İran’a göre nükleer anlaşmadan tek taraflı çekilen ABD idi ve yapması gereken şartlar ileri sürmeden geri dönmesi. İran’ın özellikle Kereç tesisleri başta olmak üzere nükleer programı üzerinde oluşan bilinmezlik ve denetim eksikliğinden kaynaklı şüphelerle karşı tarafı taviz vermeye zorluyor. Anlaşma olmazsa uranyum zenginleştirmenin yüzde 60’ın üzerine çıkarılması ihtimali de baskı unsurunun diğer parçası.
Nükleer anlaşma zenginleşmeyi yüzde 3,5 ile sınırlıyordu. İran ABD’nin anlaşmadan çekilmesi karşısında normalde yüzde 20 seviyesindeki zenginleştirmeyi yüzde 60’a çıkardı. ABD de askeri seçeneği masada tuttuğunu gösterecek şekilde gerilimi tırmandırma stratejisiyle İran’a bu işin sonunun iyi olmayacağını göstermeye çalışıyor. ABD ve İsrail Savunma Bakanları’nın İran’ın nükleer tesislerini vurmaya dönük askeri tatbikat seçeneklerini görüşmeleri tırmandırma stratejisinin bir göstergesi.

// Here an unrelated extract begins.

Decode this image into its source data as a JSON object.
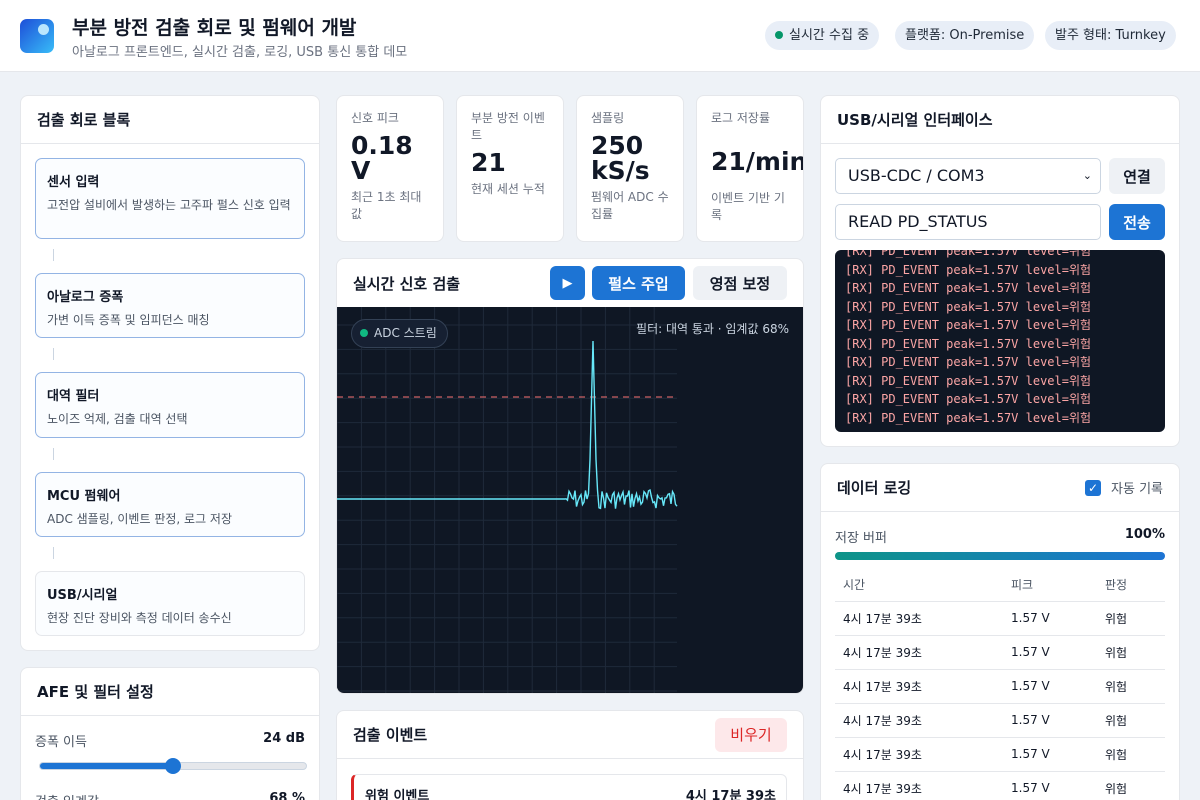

İran’la anlaşma ya da mutlak kopuş ABD’nin bölge siyasetini doğrudan etkilediği gibi bölgesel ortakların çevre politikalarını belirleyecek bir boyut taşıyor.
*
ABD, Suudi Arabistan ve BAE gibi ülkelere ortakları koruma taahhüdünün sürdüğünü iletti. Fakat ABD bir taraftan da maliyetle savaşlardan kaçınıyor. ABD’nin iç siyasi dengeleri, toplumsal bölünmenin büyümesi ve ekonomik durumu bunu dayatıyor. Ayrıca Çin ve Rusya’yı yükselen stratejik tehdit olarak görüp enerjisini o taraflara yoğunlaştırmak istiyor. Bu eğilim Obama döneminden beri var. Haliyle Körfez ülkeleri İran’la baş başa kalma ihtimalini dışlamayıp çevrelerindeki dost ve hasım ülkelerle ilişkileri yeniden gözden geçiriyor.

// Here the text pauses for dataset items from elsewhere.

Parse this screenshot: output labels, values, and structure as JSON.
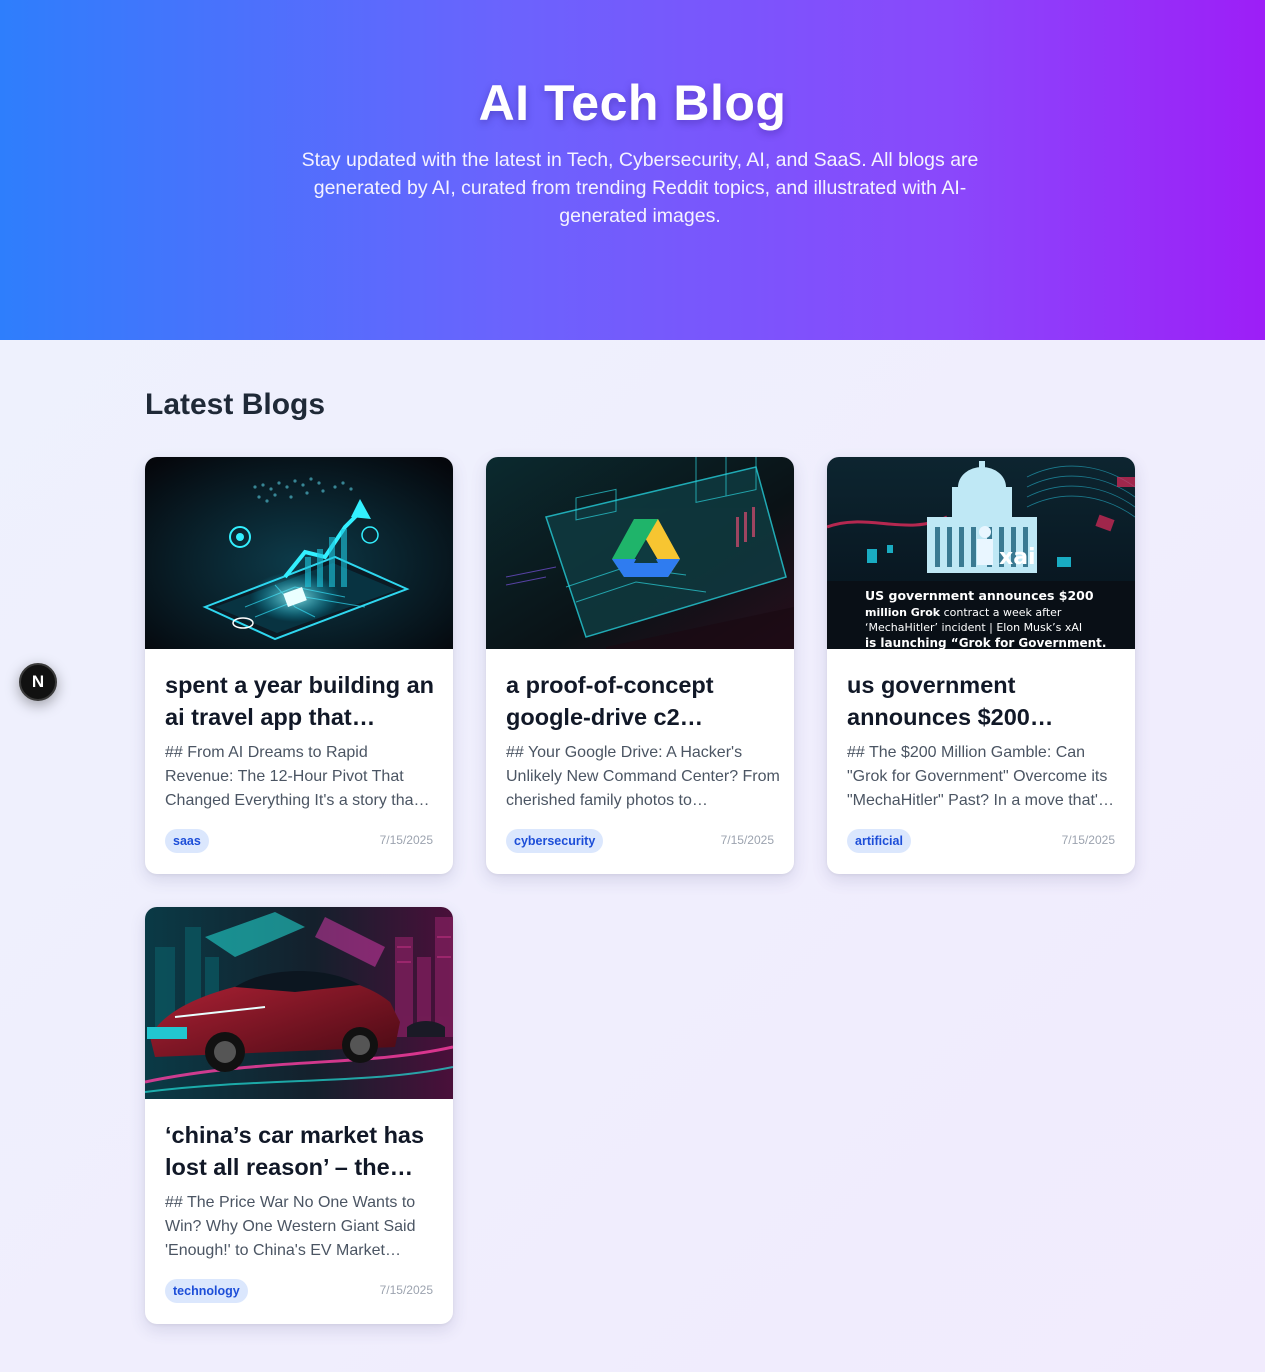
{
  "hero": {
    "title": "AI Tech Blog",
    "subtitle": "Stay updated with the latest in Tech, Cybersecurity, AI, and SaaS. All blogs are generated by AI, curated from trending Reddit topics, and illustrated with AI-generated images."
  },
  "section": {
    "title": "Latest Blogs"
  },
  "fab": {
    "label": "N"
  },
  "posts": [
    {
      "title": "spent a year building an ai travel app that…",
      "excerpt": "## From AI Dreams to Rapid Revenue: The 12-Hour Pivot That Changed Everything It's a story tha…",
      "tag": "saas",
      "date": "7/15/2025",
      "image": "smartphone-growth-chart-illustration"
    },
    {
      "title": "a proof-of-concept google-drive c2…",
      "excerpt": "## Your Google Drive: A Hacker's Unlikely New Command Center? From cherished family photos to…",
      "tag": "cybersecurity",
      "date": "7/15/2025",
      "image": "google-drive-dashboard-illustration"
    },
    {
      "title": "us government announces $200…",
      "excerpt": "## The $200 Million Gamble: Can \"Grok for Government\" Overcome its \"MechaHitler\" Past? In a move that'…",
      "tag": "artificial",
      "date": "7/15/2025",
      "image": "capitol-xai-illustration",
      "image_text": {
        "logo": "xai",
        "line1": "US government announces $200",
        "line2a": "million Grok",
        "line2b": " contract a week after",
        "line3": "‘MechaHitler’ incident | Elon Musk’s xAI",
        "line4": "is launching “Grok for Government."
      }
    },
    {
      "title": "‘china’s car market has lost all reason’ – the…",
      "excerpt": "## The Price War No One Wants to Win? Why One Western Giant Said 'Enough!' to China's EV Market…",
      "tag": "technology",
      "date": "7/15/2025",
      "image": "neon-electric-car-illustration"
    }
  ]
}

Bu minvalde BAE, birbiriyle çelişkili bir tarafta İsrail’le Abraham Anlaşmaları imzalayan, diğer tarafta ‘tehdit’ olarak gördüğü İran’la temasları artıran ve beri tarafta Türkiye ile ilişkileri normalleştiren bir rota izliyor. Haliyle ABD ve İsrail, BAE’yi sıkıştırıyor;’ İran’la ilişkileri ilerletme ve yeni yaptırım paketi çıkarsa bunlara harfiyen uy’ diye.
Bu Emirlikleri zorlayan bir durum. Ticari ilişkiler zaten 14 milyar dolardan 7 milyar dolara geriledi. İran önemli bir ticari hat. Dubai de İran’ın yaptırımlardan kaçmak için kullandığı bir nefes borusu. Emirlikler, ABD-İsrail eksenine Abraham Anlaşmaları ile yatırım yaptı ama karşılığında 23 milyar dolarlık anlaşmayla aradığı F-35’leri elde edemedi.

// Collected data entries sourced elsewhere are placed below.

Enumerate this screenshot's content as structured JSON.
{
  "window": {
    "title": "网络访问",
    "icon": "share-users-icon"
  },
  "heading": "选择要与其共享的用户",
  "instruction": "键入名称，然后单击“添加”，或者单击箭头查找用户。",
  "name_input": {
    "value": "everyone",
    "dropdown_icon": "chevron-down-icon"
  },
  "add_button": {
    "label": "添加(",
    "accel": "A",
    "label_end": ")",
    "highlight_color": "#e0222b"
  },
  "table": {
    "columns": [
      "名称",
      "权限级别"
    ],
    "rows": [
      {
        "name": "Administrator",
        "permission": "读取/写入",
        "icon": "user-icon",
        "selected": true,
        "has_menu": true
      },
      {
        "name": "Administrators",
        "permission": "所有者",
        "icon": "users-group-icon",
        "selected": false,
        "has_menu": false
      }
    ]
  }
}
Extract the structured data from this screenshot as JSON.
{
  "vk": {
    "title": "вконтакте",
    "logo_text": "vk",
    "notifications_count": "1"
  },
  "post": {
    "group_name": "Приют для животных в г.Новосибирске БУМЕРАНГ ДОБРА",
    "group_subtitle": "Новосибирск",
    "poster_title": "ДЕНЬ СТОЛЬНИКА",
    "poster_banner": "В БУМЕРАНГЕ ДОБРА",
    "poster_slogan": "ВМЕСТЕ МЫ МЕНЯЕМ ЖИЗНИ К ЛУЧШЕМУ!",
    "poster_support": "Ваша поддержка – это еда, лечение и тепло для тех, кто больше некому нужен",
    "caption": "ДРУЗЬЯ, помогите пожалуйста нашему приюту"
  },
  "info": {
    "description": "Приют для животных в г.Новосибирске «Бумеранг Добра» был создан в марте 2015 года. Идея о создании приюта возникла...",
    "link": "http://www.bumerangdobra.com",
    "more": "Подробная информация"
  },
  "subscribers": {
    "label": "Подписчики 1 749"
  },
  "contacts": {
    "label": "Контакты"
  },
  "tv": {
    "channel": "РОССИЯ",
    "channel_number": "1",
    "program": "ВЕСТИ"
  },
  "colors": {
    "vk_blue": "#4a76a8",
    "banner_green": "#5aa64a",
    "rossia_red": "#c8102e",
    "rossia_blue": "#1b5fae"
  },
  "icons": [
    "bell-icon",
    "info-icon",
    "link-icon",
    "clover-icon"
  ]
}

İsrail ve Amerikalı koruyucuları BAE’nin İran ve Çin’le ilişkilerini çeşitlendirme eğiliminden rahatsız olduğu için bu anlaşmanın uygulanmasını durdurdu. Emirlikler şimdi İran’la kapışmanın ön cephesi olmak istemiyor ve ilave yaptırımlara karşı çıkıyor. Türkiye bu denklemde çok konuşulmuyor. Çünkü İran’a yaptırımlara karşı çıkmanın ötesinde Halk Bank üzerinden geliştirilen mekanizma ile yaptırımları atlatmak gibi bir sicile sahip. Türkiye, İran’la bir hesaplaşmanın parçası olmak istemedi, bu durumun değişmesi beklenmiyor.
*
Maceracı ve müdahaleci dış politikanın AKP iktidarıyla başladığına dair muhalefet saflarındaki değerlendirme hatalı. Türkiye’nin güç kullandığı dış müdahalelerin örnekleri AKP’den önceki dönemlerde de az değildi. 1958’de Irak, Suriye ve Lübnan’ı müdahale hevesleri vardı. 1976-1982’de Müslüman Kardeşleri kullanarak Suriye’de iktidarı devirme komplosunda Türkiye de vardı. Komplonun başarısız olması üzerine Müslüman Kardeşler liderleri Yalova’ya yerleşmişti. Özal döneminde Musul ve Kerkük hesaplarıyla müdahaleci ve genişlemeci hevesler yeniden dirildi. Erdoğan ABD’nin de teşvikiyle Arap Baharı’nın yol açtığı fırsatları değerlendirmek için hesapsız maceralara kalkıştı. Ölçek değişti ama bir devamlılık var.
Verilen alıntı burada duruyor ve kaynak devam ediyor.